Monday, Oct. 06, 1924

Denouement

Another year of professional baseball reached its denouement. At the Polo Grounds, Manhattan, Manager McGraw and his "Giants" made their supremacy of the National League a mathematical certainty by banging out a 5-to-1 victory over Philadelphia. At Shibe Park, Philadelphia, the Washington "Senators" fattened their percentage at the expense of Manager Connie Mack's once-famed "Athletics," and lifted the American League pennant beyond the reach of the New York "Yankees" (1923 world's champions). For the first time in four years, the World's Series was thus rendered other than an all-New York affair.

The Giants' four years of plenty (a major league record) are chiefly asscribable to the shrewdness of John McGraw, their square-jawed manager, and to heavy financial backing. Not only has McGraw the acumen for constructing and lubricating a baseball machine but he has also been supplied with dollars sufficient to maintain a far-flung network of "scouts" on the lookout for fresh material; sufficient to purchase such material at any price.

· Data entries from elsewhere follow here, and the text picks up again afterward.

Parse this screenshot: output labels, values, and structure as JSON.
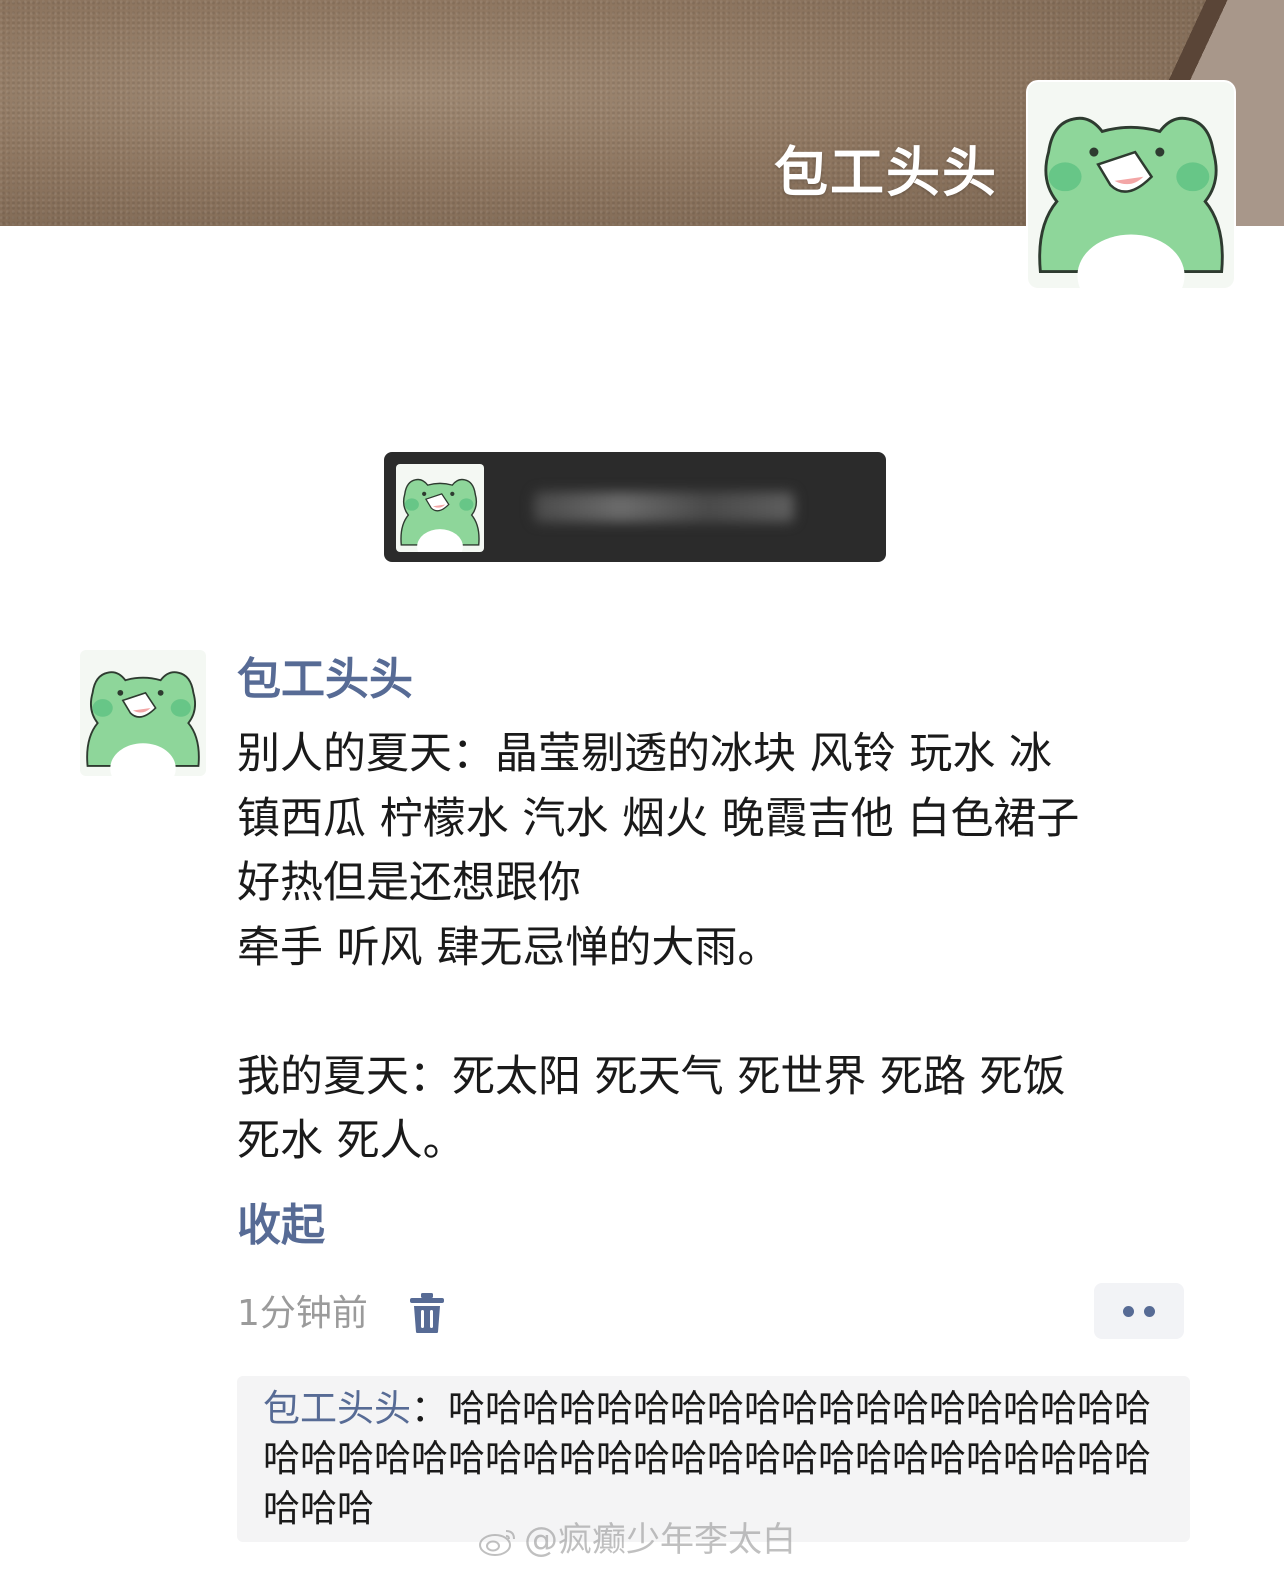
{
  "cover": {
    "display_name": "包工头头"
  },
  "banner": {
    "avatar": "frog-avatar-icon"
  },
  "post": {
    "author": "包工头头",
    "lines": [
      "别人的夏天：晶莹剔透的冰块 风铃 玩水 冰",
      "镇西瓜 柠檬水 汽水 烟火 晚霞吉他 白色裙子",
      "好热但是还想跟你",
      "牵手 听风 肆无忌惮的大雨。",
      "",
      "我的夏天：死太阳 死天气 死世界 死路 死饭",
      "死水 死人。"
    ],
    "collapse_label": "收起",
    "timestamp": "1分钟前"
  },
  "comments": [
    {
      "author": "包工头头",
      "separator": "：",
      "text": "哈哈哈哈哈哈哈哈哈哈哈哈哈哈哈哈哈哈哈哈哈哈哈哈哈哈哈哈哈哈哈哈哈哈哈哈哈哈哈哈哈哈哈哈哈哈"
    }
  ],
  "watermark": "@疯癫少年李太白",
  "colors": {
    "link": "#576b95",
    "text": "#1a1a1a",
    "muted": "#9b9b9b",
    "comment_bg": "#f4f4f5"
  }
}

In Washington's rise to championship heights is seen the work of Stanley Harris, 28-year-old manager, and of Walter Johnson, wizard pitcher (TIME Sept. 22).

Never before had the National Capital been the scene of a World's Series game.* Never before had famed Walter Johnson pitched in one.

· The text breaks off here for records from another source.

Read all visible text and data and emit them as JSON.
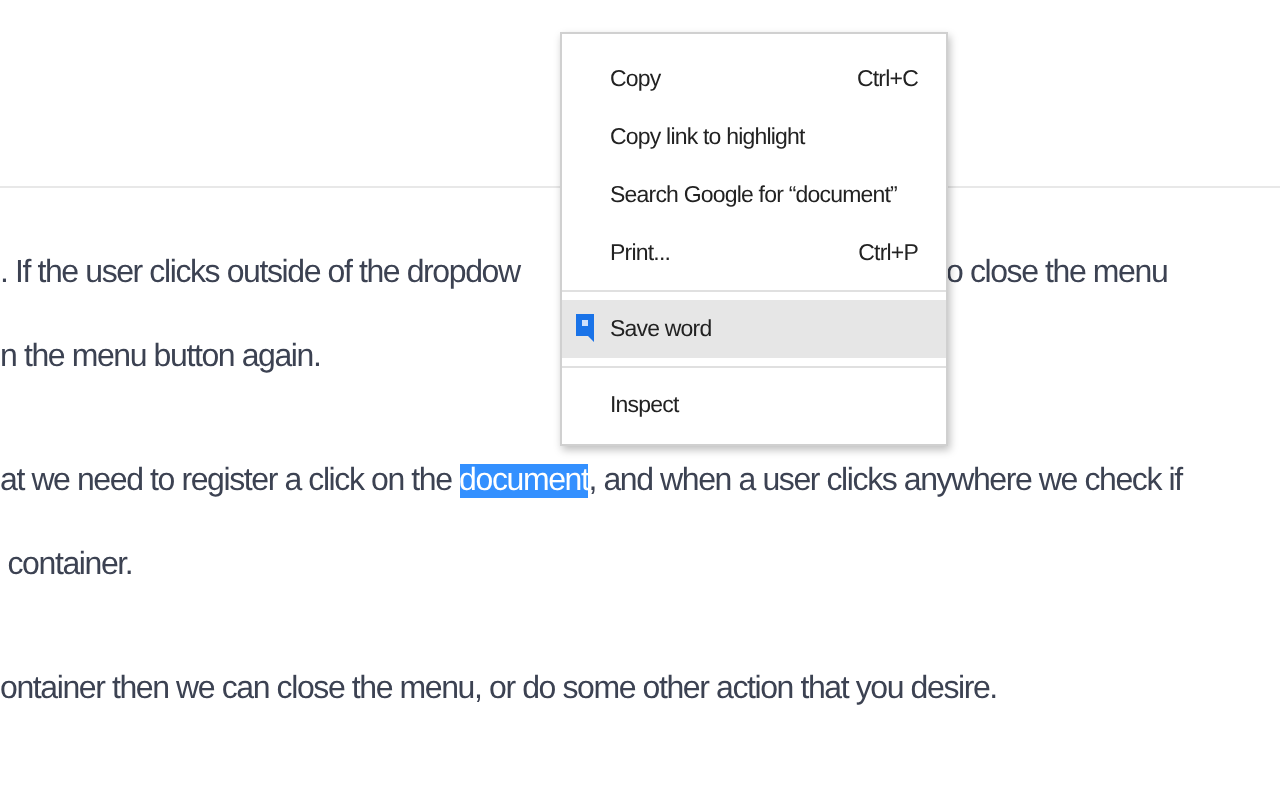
{
  "paragraphs": [
    {
      "lines": [
        [
          {
            "kind": "text",
            "text": ". If the user clicks outside of the dropdow"
          },
          {
            "kind": "after_menu",
            "text": "o close the menu"
          }
        ],
        [
          {
            "kind": "text",
            "text": "n the menu button again."
          }
        ]
      ]
    },
    {
      "lines": [
        [
          {
            "kind": "text",
            "text": "at we need to register a click on the "
          },
          {
            "kind": "selection",
            "text": "document"
          },
          {
            "kind": "text",
            "text": ", and when a user clicks anywhere we check if"
          }
        ],
        [
          {
            "kind": "text",
            "text": " container."
          }
        ]
      ]
    },
    {
      "lines": [
        [
          {
            "kind": "text",
            "text": "ontainer then we can close the menu, or do some other action that you desire."
          }
        ]
      ]
    }
  ],
  "context_menu": {
    "items": [
      {
        "kind": "item",
        "label": "Copy",
        "shortcut": "Ctrl+C",
        "selected": false
      },
      {
        "kind": "item",
        "label": "Copy link to highlight",
        "selected": false
      },
      {
        "kind": "item",
        "label": "Search Google for “document”",
        "selected": false
      },
      {
        "kind": "item",
        "label": "Print...",
        "shortcut": "Ctrl+P",
        "selected": false
      },
      {
        "kind": "separator"
      },
      {
        "kind": "icon_item",
        "label": "Save word",
        "selected": true
      },
      {
        "kind": "separator"
      },
      {
        "kind": "item",
        "label": "Inspect",
        "selected": false
      }
    ]
  }
}
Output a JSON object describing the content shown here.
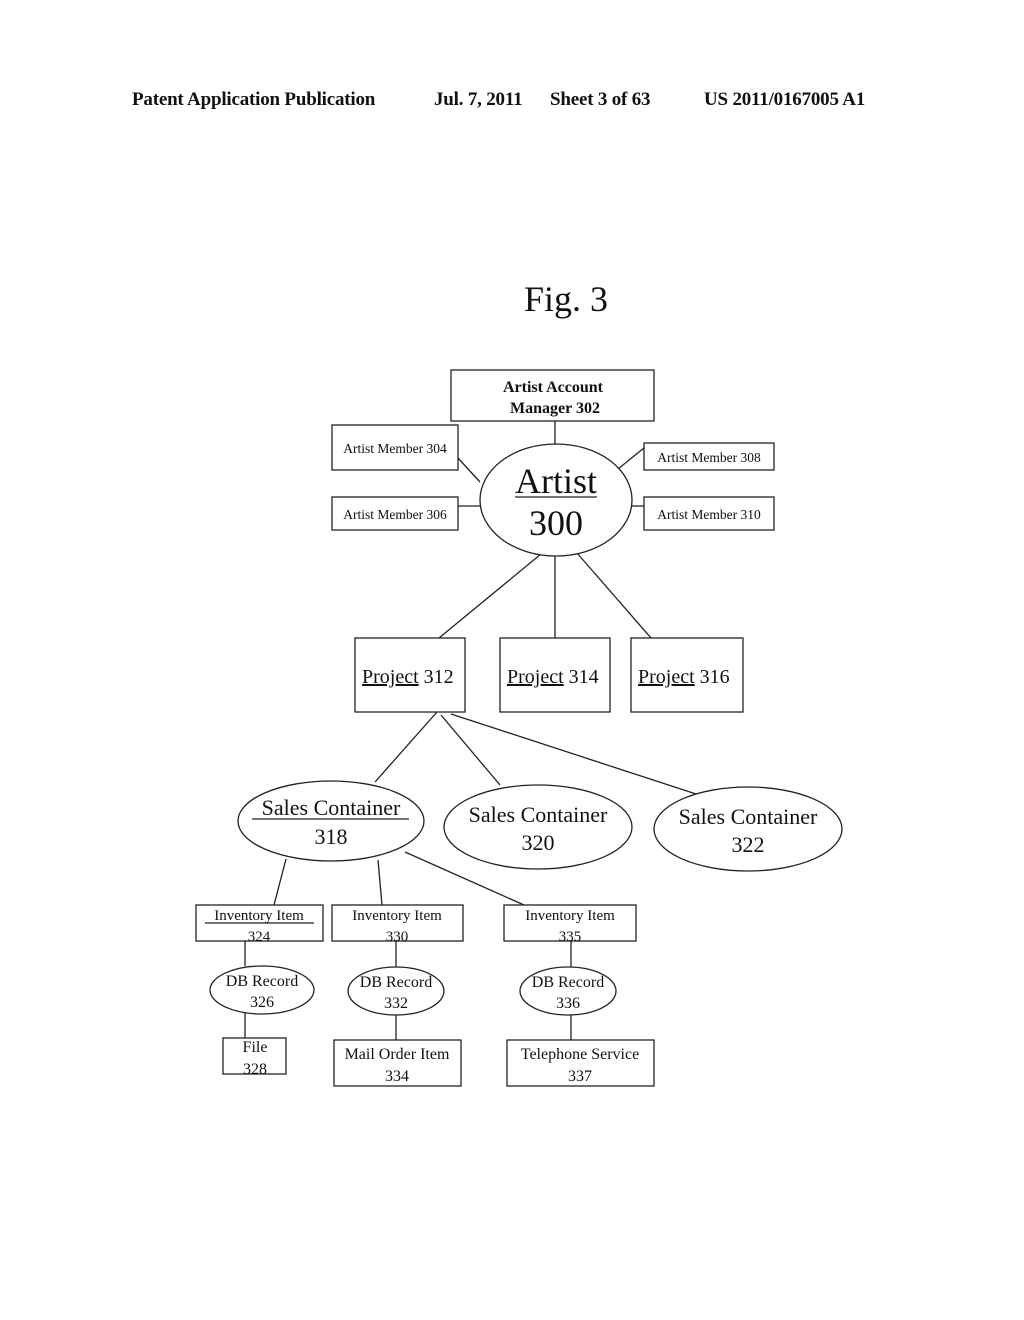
{
  "header": {
    "publication": "Patent Application Publication",
    "date": "Jul. 7, 2011",
    "sheet": "Sheet 3 of 63",
    "number": "US 2011/0167005 A1"
  },
  "figure": {
    "title": "Fig. 3"
  },
  "nodes": {
    "account_manager": {
      "line1": "Artist Account",
      "line2": "Manager 302",
      "shape": "box"
    },
    "artist": {
      "line1": "Artist",
      "line2": "300",
      "shape": "ellipse",
      "underlined": "line1"
    },
    "member_304": {
      "label": "Artist Member 304",
      "shape": "box"
    },
    "member_306": {
      "label": "Artist Member 306",
      "shape": "box"
    },
    "member_308": {
      "label": "Artist Member 308",
      "shape": "box"
    },
    "member_310": {
      "label": "Artist Member 310",
      "shape": "box"
    },
    "project_312": {
      "word": "Project",
      "num": "312",
      "shape": "box",
      "underlined": "word"
    },
    "project_314": {
      "word": "Project",
      "num": "314",
      "shape": "box",
      "underlined": "word"
    },
    "project_316": {
      "word": "Project",
      "num": "316",
      "shape": "box",
      "underlined": "word"
    },
    "sales_318": {
      "line1": "Sales Container",
      "line2": "318",
      "shape": "ellipse",
      "underlined": "line1"
    },
    "sales_320": {
      "line1": "Sales Container",
      "line2": "320",
      "shape": "ellipse"
    },
    "sales_322": {
      "line1": "Sales Container",
      "line2": "322",
      "shape": "ellipse"
    },
    "inv_324": {
      "line1": "Inventory Item",
      "line2": "324",
      "shape": "box",
      "underlined": "line1"
    },
    "inv_330": {
      "line1": "Inventory Item",
      "line2": "330",
      "shape": "box"
    },
    "inv_335": {
      "line1": "Inventory Item",
      "line2": "335",
      "shape": "box"
    },
    "db_326": {
      "line1": "DB Record",
      "line2": "326",
      "shape": "ellipse"
    },
    "db_332": {
      "line1": "DB Record",
      "line2": "332",
      "shape": "ellipse"
    },
    "db_336": {
      "line1": "DB Record",
      "line2": "336",
      "shape": "ellipse"
    },
    "file_328": {
      "line1": "File",
      "line2": "328",
      "shape": "box"
    },
    "mail_334": {
      "line1": "Mail Order Item",
      "line2": "334",
      "shape": "box"
    },
    "tel_337": {
      "line1": "Telephone Service",
      "line2": "337",
      "shape": "box"
    }
  },
  "edges": [
    [
      "account_manager",
      "artist"
    ],
    [
      "member_304",
      "artist"
    ],
    [
      "member_306",
      "artist"
    ],
    [
      "member_308",
      "artist"
    ],
    [
      "member_310",
      "artist"
    ],
    [
      "artist",
      "project_312"
    ],
    [
      "artist",
      "project_314"
    ],
    [
      "artist",
      "project_316"
    ],
    [
      "project_312",
      "sales_318"
    ],
    [
      "project_312",
      "sales_320"
    ],
    [
      "project_312",
      "sales_322"
    ],
    [
      "sales_318",
      "inv_324"
    ],
    [
      "sales_318",
      "inv_330"
    ],
    [
      "sales_318",
      "inv_335"
    ],
    [
      "inv_324",
      "db_326"
    ],
    [
      "inv_330",
      "db_332"
    ],
    [
      "inv_335",
      "db_336"
    ],
    [
      "db_326",
      "file_328"
    ],
    [
      "db_332",
      "mail_334"
    ],
    [
      "db_336",
      "tel_337"
    ]
  ]
}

At Baltimore, Md., the "Junior World's Series" was scheduled to start, between the Baltimore "Orioles" winners (a sixth successive year) of the International League, and the St. Paul "Saints," winners in the American Association. The Kansas City "Caseys" were 1923 junior champions.

*The two St. Louis teams are now the only nines of either Big League never to have won the right to play in a World's Series.